Le mot imaginaire est très mal utilisé, j’y tiens et mon point de vue de chercheuse en psychologie, de psychosomaticienne, de spécialiste de Pavlov dont j’ai visité le labo en 1957, et mon point de vue de psychanalyste, devrait pouvoir être envisagé dans une discussion franche, …
Autrement que dans le séminaire où j’avais aimablement invité Schneider, astrophy de Meudon, à raconter ses fantaisies, et qui sur le net ne parle de la psychologie du temps qu’avec le nom de mon ancien patron… Et la déception, ce n’est pas tout, quand je lis des Anciens que ce patron citait légèrement, je veux dire UNE FOIS, une fois seulement alors que cinq pages d’un livre d’un de ces auteurs me fait découvrir … mais bof…
Trève de discussion DANS LE VIDE, un vide qui n’existe pas en psychologie de l’imaginaire…,
sauf à être un résultat inconscient de la pensée qui se perd…, sauf à considérer le vide de la mort et la fin de “notre temps sur terre”…
Un détail ou deux :
J’ai publié une petite “chronique” concluant que “ce n’est pas le temps qui passe, c’est nous qui passons”… et je sors bientôt (fin aout, dans l’édition que j’ai créée avec mes sous, un ouvrage un peu hors du temps :
“Dialogue à la mémoire de … Frédéric Joliot-Curie”, avec R. Lozach (1915-1997), faits d’entretiens enregistrés en 1984, Joliot étant mort il y aura 50 ans dans 13 jours…
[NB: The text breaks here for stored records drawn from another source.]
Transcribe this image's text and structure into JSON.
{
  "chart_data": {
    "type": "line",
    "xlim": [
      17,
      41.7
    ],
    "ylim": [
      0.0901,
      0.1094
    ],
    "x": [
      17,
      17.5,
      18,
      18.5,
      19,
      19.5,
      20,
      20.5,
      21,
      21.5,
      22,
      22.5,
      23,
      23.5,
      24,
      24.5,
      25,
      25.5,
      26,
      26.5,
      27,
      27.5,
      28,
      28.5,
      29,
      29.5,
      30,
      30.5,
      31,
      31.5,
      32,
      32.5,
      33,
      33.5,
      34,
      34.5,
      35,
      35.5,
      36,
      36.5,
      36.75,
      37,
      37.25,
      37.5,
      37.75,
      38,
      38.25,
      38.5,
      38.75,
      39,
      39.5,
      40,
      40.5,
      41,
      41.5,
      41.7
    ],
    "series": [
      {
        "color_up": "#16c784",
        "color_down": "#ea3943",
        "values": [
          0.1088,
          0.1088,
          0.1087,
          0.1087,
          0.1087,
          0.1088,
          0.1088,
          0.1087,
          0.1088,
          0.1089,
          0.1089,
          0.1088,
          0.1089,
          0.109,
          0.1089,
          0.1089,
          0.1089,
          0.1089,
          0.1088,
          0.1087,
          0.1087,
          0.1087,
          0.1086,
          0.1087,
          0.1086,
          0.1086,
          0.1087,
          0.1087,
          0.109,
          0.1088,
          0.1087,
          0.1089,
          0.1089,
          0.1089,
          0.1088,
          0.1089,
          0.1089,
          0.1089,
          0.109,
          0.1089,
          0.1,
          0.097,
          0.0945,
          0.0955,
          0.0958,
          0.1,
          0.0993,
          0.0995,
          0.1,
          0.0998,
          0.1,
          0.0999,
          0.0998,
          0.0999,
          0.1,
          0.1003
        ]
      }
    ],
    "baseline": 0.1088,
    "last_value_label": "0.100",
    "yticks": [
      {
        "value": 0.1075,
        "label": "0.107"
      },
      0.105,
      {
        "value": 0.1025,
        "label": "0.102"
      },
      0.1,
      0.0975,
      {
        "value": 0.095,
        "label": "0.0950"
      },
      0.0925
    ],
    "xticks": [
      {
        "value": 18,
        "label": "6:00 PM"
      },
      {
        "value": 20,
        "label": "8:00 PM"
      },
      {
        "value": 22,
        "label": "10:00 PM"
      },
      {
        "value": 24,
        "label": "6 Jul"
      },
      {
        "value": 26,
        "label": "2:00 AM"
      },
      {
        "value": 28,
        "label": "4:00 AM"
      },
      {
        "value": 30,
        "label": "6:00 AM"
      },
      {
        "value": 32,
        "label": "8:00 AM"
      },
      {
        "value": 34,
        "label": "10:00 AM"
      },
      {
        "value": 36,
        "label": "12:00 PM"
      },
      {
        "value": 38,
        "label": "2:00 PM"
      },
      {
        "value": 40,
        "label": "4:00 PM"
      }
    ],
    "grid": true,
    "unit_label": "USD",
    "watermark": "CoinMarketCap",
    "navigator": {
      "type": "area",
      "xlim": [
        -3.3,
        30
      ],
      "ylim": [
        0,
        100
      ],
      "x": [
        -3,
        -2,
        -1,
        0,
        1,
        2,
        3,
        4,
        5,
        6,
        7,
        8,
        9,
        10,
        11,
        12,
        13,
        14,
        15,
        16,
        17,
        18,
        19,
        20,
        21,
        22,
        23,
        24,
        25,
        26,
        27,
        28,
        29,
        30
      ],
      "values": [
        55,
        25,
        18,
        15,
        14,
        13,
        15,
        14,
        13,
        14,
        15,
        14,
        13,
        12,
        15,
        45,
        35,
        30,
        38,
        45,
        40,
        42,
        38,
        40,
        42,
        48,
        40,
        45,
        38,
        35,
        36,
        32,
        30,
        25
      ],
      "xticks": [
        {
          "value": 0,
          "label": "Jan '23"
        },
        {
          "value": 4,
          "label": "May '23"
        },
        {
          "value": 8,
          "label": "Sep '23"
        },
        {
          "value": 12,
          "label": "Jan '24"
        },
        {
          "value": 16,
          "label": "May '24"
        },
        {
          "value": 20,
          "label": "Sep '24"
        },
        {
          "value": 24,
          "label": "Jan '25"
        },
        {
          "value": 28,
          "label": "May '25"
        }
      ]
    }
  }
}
Nadine Zuili, Edition CENTRE SIMBOL NZ. 01.08.08
Il me semble que le temps imaginaire d’Hawking est un artefact permettant de raisonner sur les structures probables, de l’univers intégrant des classes d’histoires possibles de l’univers, considéré dans un mouvement cyclique Big Bang/Big Crunch.
Cette conception cyclique de l’univers, a l’avantage de sa cohérence logique, et apportant une réponse logique, aux problèmes de l’origine.
Ceci permet d’induire une composante quantique à l’échelle cosmologique.
Notre univers apparaissant comme effondrement de la fonction d’onde à un instant (t).
De nombreuses histoires différentes peuvent aboutir à l’univers que nous connaissons aujourd’hui.